All of this occurs in a country where 32 percent of all adults and 15 percent of children under 11 years old are overweight or obese. Ironically, food insecurity and obesity may go hand in hand. The nonprofit Food Research and Action Center, which works to improve public policies related to hunger, says that food insecurity also encompasses people who skip meals or cut back on the quality or quantity of food they purchase at the stores—essentially, people who live in "food deserts" and have to opt for cheap, processed foods over more expensive, healthier fresh produce. There aren't any statistics on the number of people considered "food-insecure" who are also obese, but all 10 states with the highest rates of food insecurity—Mississippi, New Mexico, Texas, Arkansas, Maine, South Carolina, Georgia, Kansas, Oklahoma, and Missouri—also have obesity prevalence rates greater than 25 percent, according to statistics from the Centers for Disease Control and Prevention.
To add a third problem to the combined dilemmas of hunger and obesity, Americans throw away a lot of produce because it goes bad. That produce, as it decays in landfills, emits methane, a global-warming gas 25 times more potent than carbon dioxide.
WHAT IT MEANS: Hunger and food insecurity are big problems. But everyone can pitch in and help solve them. Here are some ways to do that:
• Share your harvest. A new website called AmpleHarvest.org, launched in May 2009, links backyard gardeners to local food pantries that are desperate for your extra summer tomatoes and winter squash. "The number of the food-insecure in this country is about equal to the populations of Pennsylvania, New Jersey, and New York combined," says the site's founder, Gary Oppenheimer. "This allows people to help their neighbors by reaching into their backyards rather than their back pockets. We can help solve the problem of hunger in America without spending any money." And everyone deserves fresh fruit and vegetables, not the canned stuff that usually has added sugar or salt and could be contaminated with bisphenol A. The site just registered its one thousandth food pantry, and backyard gardeners can log on to find local food banks in their area.

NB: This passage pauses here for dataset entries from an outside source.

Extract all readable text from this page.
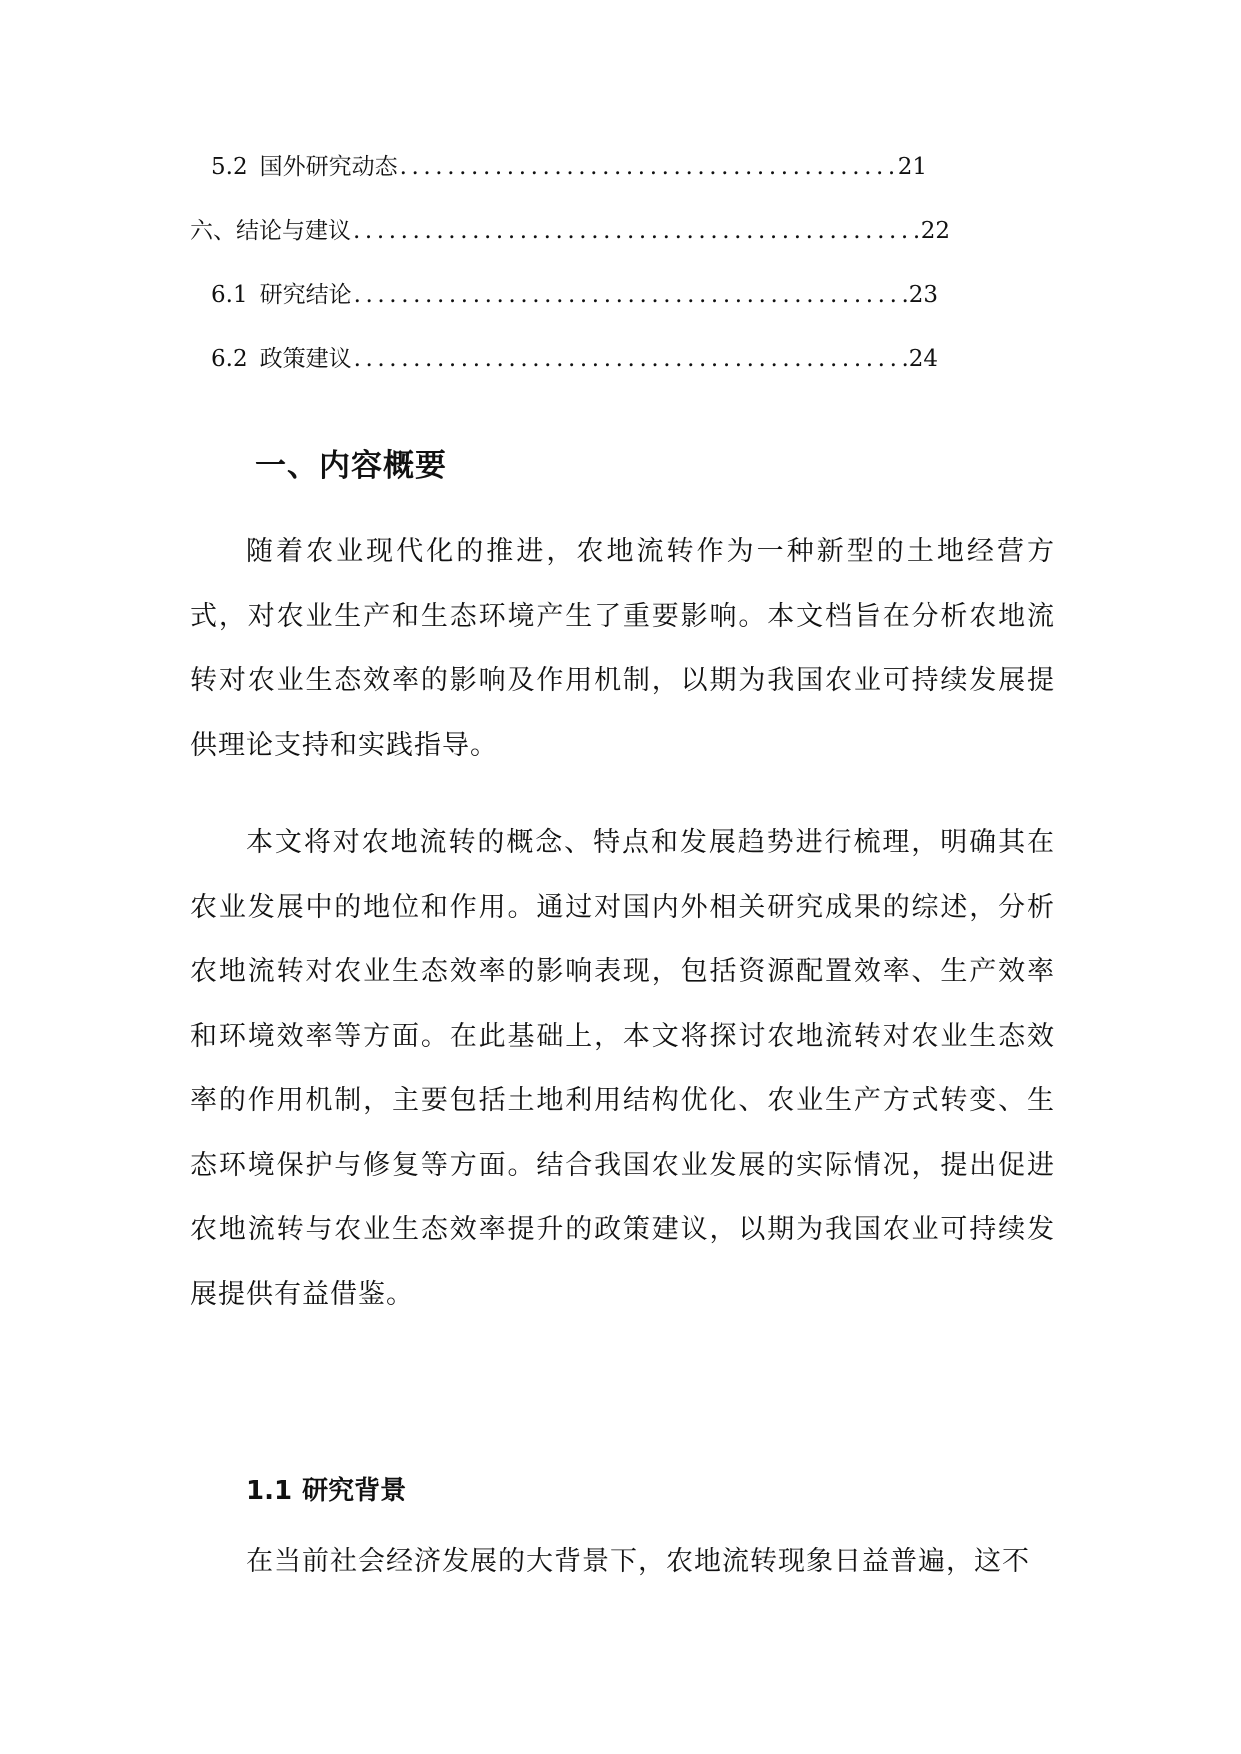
5.2 国外研究动态 .....	21
六、结论与建议 .....	22
6.1 研究结论 .....	23
6.2 政策建议 .....	24
一、内容概要

随着农业现代化的推进，农地流转作为一种新型的土地经营方式，对农业生产和生态环境产生了重要影响。本文档旨在分析农地流转对农业生态效率的影响及作用机制，以期为我国农业可持续发展提供理论支持和实践指导。

本文将对农地流转的概念、特点和发展趋势进行梳理，明确其在农业发展中的地位和作用。通过对国内外相关研究成果的综述，分析农地流转对农业生态效率的影响表现，包括资源配置效率、生产效率和环境效率等方面。在此基础上，本文将探讨农地流转对农业生态效率的作用机制，主要包括土地利用结构优化、农业生产方式转变、生态环境保护与修复等方面。结合我国农业发展的实际情况，提出促进农地流转与农业生态效率提升的政策建议，以期为我国农业可持续发展提供有益借鉴。

1.1 研究背景

在当前社会经济发展的大背景下，农地流转现象日益普遍，这不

• Make a targeted donation. One problem facing food banks today, says Oppenheimer, is that well-meaning citizens often donate food that the pantries don't need, for instance, gifts of baby food to a food bank that serves a population of mostly older adults, or pork and beans given to a pantry visited most often by orthodox Jews or Muslims. Some of the food pantries on his site have started listing items they do need, whether it's a particular type of food or something more basic, such as toiletry items.
• Buy organic. There are at least a dozen reasons to buy organic food, and here's one more: A U.N. study of East African farms found that food production in some cases doubled when farmers switched from chemical to organic growing methods. The report’s authors argued that organic farming could feed millions more and boost food security in Africa; just imagine what it could do to solve hunger in the United States. Every time you purchase food grown with organic methods, you're voting with your dollar and strengthening the organic marketplace.
• Listen to your mother. You really should clean your plate because there really are starving children who can't get food! The USDA estimates that retailers, restaurants, and regular people waste about a pound of food per person per day. That's 122 pounds of food per month for a family of four, and 100 billion pounds of food every year, enough to totally eliminate hunger, says Ample Harvest. Okay, finishing everything on your plate won't directly translate into more food for the hungry. But not wasting food means you can stretch your food budget farther, and use some of the money you save as a donation to a food bank.